A Lego está adotando uma abordagem dupla para reduzir a quantidade de poluição que gera. De um lado, quer manter todas suas embalagens longe de aterros até 2025, eliminando coisas como sacos plásticos dentro da caixa.
Quer também que o plástico de seus brinquedos venha de fontes como fibras vegetais ou garrafas recicladas até 2030.
Só que o problema dessa meta é que virtualmente todo o plástico usado no mundo – incluindo o usado pela Lego em seus brinquedos – é derivado do petróleo.
Hoje, a empresa usa principalmente uma substância conhecida como ABS, abreviação de acrilonitrila butadieno estireno, um plástico comum também usado em teclados de computador e capas de celulares – resistente, mas ligeiramente flexível, tem uma superfície brilhante.
Para ir se livrando dos produtos como o ABS, a Lego iniciou uma busca exaustiva por novos materiais sustentáveis.
Está investindo aproximadamente um bilhão de coroas e empregando cerca de 100 pessoas para trabalhar nessas mudanças.
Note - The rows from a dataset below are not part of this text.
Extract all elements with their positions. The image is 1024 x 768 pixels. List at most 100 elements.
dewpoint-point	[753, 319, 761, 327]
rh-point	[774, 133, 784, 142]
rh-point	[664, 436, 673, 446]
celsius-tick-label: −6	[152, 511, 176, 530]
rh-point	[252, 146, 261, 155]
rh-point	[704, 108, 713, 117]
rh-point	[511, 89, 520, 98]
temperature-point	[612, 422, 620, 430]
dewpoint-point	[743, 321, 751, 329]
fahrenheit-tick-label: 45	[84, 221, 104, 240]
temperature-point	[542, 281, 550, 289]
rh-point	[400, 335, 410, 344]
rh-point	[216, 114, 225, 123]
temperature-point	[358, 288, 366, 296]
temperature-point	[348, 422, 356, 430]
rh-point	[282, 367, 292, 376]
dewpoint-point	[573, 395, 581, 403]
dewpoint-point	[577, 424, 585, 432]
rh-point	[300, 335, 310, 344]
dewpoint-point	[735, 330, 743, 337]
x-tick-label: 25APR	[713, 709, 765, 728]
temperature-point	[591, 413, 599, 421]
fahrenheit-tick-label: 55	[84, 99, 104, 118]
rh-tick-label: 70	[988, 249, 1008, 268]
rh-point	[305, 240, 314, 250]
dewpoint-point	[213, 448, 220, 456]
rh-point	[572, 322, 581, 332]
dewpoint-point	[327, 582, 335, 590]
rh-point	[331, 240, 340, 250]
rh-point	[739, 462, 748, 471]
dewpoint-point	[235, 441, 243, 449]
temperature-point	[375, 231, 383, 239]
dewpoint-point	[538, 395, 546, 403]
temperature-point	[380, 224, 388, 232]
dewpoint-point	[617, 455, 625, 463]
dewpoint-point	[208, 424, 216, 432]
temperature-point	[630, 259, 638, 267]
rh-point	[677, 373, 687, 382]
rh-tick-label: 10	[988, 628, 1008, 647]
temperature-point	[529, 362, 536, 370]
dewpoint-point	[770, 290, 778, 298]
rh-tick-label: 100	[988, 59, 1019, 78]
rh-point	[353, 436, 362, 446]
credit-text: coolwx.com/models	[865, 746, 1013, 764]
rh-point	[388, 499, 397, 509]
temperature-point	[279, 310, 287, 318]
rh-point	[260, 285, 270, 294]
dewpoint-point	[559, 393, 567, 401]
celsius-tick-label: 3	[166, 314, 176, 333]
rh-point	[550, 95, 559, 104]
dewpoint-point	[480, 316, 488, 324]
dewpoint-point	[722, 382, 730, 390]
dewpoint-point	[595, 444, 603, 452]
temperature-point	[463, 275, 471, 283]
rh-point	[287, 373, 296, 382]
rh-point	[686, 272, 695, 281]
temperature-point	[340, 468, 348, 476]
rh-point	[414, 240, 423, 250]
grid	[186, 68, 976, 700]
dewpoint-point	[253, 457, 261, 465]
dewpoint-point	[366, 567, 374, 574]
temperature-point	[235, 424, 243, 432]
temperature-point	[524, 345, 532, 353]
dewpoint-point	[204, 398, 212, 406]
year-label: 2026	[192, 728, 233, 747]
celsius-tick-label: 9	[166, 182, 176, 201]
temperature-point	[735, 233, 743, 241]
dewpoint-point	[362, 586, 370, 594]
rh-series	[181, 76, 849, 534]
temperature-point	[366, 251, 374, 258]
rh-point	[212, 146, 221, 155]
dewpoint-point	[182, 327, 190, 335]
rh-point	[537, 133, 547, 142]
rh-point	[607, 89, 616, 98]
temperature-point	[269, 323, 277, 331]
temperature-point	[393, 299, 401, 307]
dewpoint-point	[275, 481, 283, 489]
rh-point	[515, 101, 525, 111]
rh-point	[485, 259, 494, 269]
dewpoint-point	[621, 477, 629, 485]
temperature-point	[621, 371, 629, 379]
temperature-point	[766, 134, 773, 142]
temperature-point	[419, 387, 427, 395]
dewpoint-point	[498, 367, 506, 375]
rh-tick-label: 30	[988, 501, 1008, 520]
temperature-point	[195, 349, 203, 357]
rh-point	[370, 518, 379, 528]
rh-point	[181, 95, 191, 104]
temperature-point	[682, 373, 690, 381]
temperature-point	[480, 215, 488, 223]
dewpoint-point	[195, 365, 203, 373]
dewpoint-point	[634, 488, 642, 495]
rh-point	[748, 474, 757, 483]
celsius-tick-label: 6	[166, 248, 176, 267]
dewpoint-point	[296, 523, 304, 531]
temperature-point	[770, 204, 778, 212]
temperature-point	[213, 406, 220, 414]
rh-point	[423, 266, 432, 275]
Técnicos testam metodicamente materiais promissores para ver se resistem a uma pancada sem quebrar, ou se sobrevivem a um puxão mais violento. São testados para ver se aguentam o calor de um verão na Arábia Saudita, e se mantêm a paleta de cores brilhantes pelas quais os blocos são famosos. As peças da empresa podem parecer simples, mas são feitas com precisão incrível.
“Prestamos atenção à aparência e a sensação”, disse Nelleke van der Puil, vice-presidente de materiais da Lego.
“A busca por um substituto para o plástico à base de petróleo ainda pode levar anos de trabalho”, reconheceu Brooks. Assim, argumentam os executivos, para uma empresa que se vê como educadora, além de rentável, sua única opção é continuar tentando.
Brooks afirma que o importante é produzir um brinquedo que não comprometa o futuro das crianças.